Las mil y una noches
Las mil y una noches 
UN poderoso rey de Bassora vivía en la más grande aflicción por carecer de un hijo que heredase la corona, cuando el Cielo oyó al fin las plegarias del monarca, y le concedió el bien que deseaba, o sea, un príncipe que recibió el nombre de Zeyn Alasmán.
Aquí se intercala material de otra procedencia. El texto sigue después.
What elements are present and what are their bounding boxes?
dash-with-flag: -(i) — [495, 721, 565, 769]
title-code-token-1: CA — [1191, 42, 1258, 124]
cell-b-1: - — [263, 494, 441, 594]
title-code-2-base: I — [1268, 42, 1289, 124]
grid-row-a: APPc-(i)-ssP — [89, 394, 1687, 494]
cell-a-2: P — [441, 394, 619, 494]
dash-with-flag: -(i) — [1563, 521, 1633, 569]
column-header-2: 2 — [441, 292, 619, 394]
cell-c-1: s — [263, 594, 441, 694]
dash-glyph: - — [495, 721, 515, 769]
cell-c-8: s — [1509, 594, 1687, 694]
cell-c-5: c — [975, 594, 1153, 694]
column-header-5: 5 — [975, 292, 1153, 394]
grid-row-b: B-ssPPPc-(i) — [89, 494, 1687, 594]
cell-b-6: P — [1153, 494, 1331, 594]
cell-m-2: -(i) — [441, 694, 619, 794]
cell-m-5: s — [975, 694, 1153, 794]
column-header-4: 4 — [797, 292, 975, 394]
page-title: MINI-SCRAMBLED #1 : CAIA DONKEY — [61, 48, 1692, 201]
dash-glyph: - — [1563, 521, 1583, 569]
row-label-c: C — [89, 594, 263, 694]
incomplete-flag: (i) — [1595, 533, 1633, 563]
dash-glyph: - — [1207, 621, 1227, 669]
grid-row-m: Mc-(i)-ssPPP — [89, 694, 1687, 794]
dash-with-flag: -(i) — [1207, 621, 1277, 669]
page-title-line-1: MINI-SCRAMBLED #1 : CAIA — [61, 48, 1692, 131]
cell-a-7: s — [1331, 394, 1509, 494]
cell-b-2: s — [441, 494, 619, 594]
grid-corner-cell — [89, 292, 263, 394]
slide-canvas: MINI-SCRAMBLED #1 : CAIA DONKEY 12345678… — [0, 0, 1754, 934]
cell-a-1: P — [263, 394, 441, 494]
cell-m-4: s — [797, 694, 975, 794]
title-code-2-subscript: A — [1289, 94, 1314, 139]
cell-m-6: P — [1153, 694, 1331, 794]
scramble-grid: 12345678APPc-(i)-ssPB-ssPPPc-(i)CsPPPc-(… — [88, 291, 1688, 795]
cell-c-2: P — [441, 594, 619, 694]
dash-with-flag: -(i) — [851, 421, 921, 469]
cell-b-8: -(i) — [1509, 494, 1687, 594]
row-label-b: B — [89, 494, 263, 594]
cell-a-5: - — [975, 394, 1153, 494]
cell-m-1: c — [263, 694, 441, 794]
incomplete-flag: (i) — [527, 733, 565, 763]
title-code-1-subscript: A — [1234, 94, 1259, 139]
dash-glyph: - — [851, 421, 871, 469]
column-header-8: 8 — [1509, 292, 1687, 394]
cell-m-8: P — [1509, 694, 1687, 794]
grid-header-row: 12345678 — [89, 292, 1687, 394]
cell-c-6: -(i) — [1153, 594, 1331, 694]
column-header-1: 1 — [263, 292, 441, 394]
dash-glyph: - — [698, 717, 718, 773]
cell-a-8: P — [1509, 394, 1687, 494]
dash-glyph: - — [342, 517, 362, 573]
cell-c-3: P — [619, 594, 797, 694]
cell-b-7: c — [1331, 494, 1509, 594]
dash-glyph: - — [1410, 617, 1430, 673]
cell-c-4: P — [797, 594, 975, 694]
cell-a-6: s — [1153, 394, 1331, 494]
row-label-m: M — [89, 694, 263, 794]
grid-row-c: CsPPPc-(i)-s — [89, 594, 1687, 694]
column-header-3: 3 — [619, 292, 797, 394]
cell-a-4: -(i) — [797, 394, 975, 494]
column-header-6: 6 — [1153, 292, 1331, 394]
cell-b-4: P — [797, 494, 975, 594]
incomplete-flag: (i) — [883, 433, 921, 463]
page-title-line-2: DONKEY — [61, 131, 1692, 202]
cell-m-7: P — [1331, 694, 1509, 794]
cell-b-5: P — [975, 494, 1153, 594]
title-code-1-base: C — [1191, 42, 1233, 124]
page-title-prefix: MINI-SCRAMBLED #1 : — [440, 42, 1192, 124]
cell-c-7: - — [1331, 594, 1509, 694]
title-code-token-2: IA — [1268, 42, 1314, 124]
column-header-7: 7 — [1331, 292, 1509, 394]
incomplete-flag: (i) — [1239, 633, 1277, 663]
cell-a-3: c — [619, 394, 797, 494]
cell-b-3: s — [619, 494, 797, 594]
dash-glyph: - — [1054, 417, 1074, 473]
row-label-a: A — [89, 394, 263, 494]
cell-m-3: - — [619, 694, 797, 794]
Los astrólogos del reino vaticinaron que el recién nacido viviría largos años, aunque no exentos de adversidades y peligros, de los cuales triunfaría con valor y constancia. Murió al poco tiempo el rey de Bassora, y el joven príncipe Zeyn le sucedió en el trono, pero, en vez de seguir los consejos de su difunto padre, se entregó desenfrenadamente a los placeres y a los desórdenes, de tal modo que, después de gastar una cuantiosa fortuna, provocó el descontento de sus pueblos, que estuvieron a punto de sublevarse contra el poder del soberano. Los consejos de la Reina madre, que aun vivía, remediaron el mal a tiempo, y el Príncipe, avergonzado de su conducta, cayó en una melancolía mortal y en una aflicción de que nadie pudo consolarle.
Una noche se le apareció en sueños un anciano venerable que le dijo con benévola sonrisa:
—Príncipe Zeyn, si quieres encontrar la felicidad que has perdido, vete al Cairo, donde te espera una gran fortuna.